I saw how happy and resilient the children were, able to play with any little toy, even broken ones. It was impressive to witness the long-term commitment of the Salvation Army in preparing all the meals offsite, while serving them onsite. I can still see the sparkling eyes of babies and toddlers. I hear their giggles as we did plays at their table in the dining hall.

Deep sadness welled up within me as I saw pregnant mothers with small children needing to wear ankle monitors required of them at the border. Despite this, these ordinary moms continued to seek safety for themselves and their children.

Even though I do not speak Spanish, I tried to let my smiles and kindness reflect my care and respect. Hugs I received from children and their gifts of artwork, were sure signs that smiles and kindness are a universal language.

I felt the welcoming spirit of El Pasoans, even while grocery shopping; folks openly greeting, smiling and asking if we needed any help.

Yes, the words of Deuteronomy 4:35 reminded me of why I had the opportunity to be touched by our refugee brothers and sisters, “All this you were allowed to see that you might know God.”

Sirach 4:1-6 “Do not mock the life of the poor; do not keep needy eyes waiting… A beggar’s request do not reject; do not turn your face away from the poor.

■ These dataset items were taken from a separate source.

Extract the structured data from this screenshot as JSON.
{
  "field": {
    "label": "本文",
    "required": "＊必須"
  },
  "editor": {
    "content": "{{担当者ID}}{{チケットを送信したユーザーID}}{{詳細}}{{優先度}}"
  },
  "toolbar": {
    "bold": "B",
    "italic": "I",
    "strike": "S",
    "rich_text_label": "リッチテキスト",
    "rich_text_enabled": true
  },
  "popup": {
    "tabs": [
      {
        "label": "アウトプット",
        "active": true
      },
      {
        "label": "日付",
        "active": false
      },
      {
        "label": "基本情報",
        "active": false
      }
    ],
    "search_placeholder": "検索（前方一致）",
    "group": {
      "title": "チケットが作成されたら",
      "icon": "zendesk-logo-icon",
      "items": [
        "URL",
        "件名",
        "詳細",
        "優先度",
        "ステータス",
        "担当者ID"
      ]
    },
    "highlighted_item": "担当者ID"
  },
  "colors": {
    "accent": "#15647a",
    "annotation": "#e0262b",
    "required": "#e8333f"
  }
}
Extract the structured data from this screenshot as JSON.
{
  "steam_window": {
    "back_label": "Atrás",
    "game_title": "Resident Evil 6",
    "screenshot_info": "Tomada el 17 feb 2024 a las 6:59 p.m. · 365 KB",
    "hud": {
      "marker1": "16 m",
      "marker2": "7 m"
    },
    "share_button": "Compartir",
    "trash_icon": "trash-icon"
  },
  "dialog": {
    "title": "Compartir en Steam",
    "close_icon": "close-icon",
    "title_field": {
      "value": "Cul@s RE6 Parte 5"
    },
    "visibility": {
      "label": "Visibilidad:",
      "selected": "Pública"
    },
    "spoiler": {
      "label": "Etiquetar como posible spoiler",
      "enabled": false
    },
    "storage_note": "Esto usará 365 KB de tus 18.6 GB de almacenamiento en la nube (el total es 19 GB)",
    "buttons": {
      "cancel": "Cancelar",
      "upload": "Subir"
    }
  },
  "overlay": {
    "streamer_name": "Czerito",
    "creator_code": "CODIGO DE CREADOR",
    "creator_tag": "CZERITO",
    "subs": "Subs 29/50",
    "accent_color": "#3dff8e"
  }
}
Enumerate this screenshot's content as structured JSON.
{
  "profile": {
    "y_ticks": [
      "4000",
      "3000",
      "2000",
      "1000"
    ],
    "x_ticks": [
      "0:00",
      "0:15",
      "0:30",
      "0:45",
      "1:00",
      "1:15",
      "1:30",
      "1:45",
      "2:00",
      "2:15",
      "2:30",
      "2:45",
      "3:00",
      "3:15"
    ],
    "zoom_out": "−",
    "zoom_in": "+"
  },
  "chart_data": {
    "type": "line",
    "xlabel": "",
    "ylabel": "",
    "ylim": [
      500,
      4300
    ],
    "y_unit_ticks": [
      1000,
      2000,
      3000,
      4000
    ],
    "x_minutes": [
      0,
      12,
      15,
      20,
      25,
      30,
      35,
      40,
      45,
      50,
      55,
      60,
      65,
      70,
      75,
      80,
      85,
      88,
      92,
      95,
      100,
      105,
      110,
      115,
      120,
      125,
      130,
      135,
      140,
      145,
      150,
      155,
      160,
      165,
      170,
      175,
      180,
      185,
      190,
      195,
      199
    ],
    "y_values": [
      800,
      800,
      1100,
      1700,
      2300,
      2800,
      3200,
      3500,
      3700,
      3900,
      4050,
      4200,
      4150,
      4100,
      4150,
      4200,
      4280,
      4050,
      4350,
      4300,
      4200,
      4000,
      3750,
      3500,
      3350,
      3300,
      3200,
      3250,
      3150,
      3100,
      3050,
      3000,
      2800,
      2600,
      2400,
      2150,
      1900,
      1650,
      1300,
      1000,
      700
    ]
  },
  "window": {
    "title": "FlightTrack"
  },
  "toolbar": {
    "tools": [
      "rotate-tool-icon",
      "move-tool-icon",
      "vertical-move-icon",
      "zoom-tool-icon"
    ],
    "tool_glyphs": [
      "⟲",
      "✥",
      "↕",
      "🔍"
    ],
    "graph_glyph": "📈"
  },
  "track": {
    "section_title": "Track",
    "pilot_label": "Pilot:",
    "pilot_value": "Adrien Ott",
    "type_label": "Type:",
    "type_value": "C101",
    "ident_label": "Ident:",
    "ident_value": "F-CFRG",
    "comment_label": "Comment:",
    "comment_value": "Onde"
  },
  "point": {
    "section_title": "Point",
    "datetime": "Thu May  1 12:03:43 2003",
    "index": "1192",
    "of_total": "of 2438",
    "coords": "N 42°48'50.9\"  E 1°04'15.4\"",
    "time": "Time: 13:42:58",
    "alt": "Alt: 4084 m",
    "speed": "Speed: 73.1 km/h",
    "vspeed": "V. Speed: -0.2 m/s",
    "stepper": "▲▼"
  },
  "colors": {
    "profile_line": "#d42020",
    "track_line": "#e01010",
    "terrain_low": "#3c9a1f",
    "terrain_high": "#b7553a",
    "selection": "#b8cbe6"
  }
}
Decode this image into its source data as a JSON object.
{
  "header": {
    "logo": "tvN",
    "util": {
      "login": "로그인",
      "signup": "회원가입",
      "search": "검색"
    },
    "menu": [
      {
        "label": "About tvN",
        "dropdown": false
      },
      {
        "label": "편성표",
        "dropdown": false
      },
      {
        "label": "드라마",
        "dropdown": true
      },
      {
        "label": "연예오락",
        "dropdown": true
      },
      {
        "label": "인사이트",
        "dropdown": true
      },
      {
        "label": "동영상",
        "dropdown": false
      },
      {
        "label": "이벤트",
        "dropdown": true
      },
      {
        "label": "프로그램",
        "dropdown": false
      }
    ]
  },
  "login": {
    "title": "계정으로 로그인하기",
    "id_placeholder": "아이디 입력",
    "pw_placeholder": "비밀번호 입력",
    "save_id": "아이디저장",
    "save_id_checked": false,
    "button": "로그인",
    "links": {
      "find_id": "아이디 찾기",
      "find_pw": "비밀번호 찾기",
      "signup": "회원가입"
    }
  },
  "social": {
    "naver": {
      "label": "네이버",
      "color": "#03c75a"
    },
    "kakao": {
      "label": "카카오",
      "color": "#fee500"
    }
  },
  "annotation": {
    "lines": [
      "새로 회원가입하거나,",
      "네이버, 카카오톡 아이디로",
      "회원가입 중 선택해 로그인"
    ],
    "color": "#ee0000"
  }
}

From the needy do not turn your eyes.”

 

I am honored to be one of the hundreds to volunteer

By Sister Elizabeth Anne Swartz

Last October, the Diocese of El Paso, Texas, put out a call for volunteers for the new hospitality site opening at the Pastoral Center and I volunteered thinking that I could at least serve meals. Because it did not require I speak Spanish. On the second day, I was asked by the site coordinator to help with intake. I told her that I did not know Spanish. Her reply was, “Amber did not either and she does it.” Therefore, I had my community member who is fluent in Spanish help me with a cheat sheet of family members, etc. to get by while filling out the form. I began doing intake and met many different people from Honduras, Guatemala and El Salvador; later the Brazilians came speaking Portuguese, so I expanded my cheat sheet and relied on Google Translate to do the questions.

I saw all the people moving through our center to places all over the country, mainly to places that have been associated with meatpacking, farm labor, and dairy farming. These people are fathers and mothers with young children, some barely literate, some more educated, but all wanting to escape the violence and political situations in their home country. They traveled great distances walking, hitching a ride, jumping on trains, traveling for weeks, looking for a safe place for their children and themselves.

I have gone to the center almost every day, since the end of October. I go to show the immigrants someone cares about them and respects their dignity as a person. I am honored to be one of the hundreds who have shown them kindness, compassion, helped them be united with family and friends, showed them to a hot shower, clothes and (winter) coats, fed them, given them food for the journey and helped them navigate bus stations and airports. I always look forward to my next volunteer opportunity.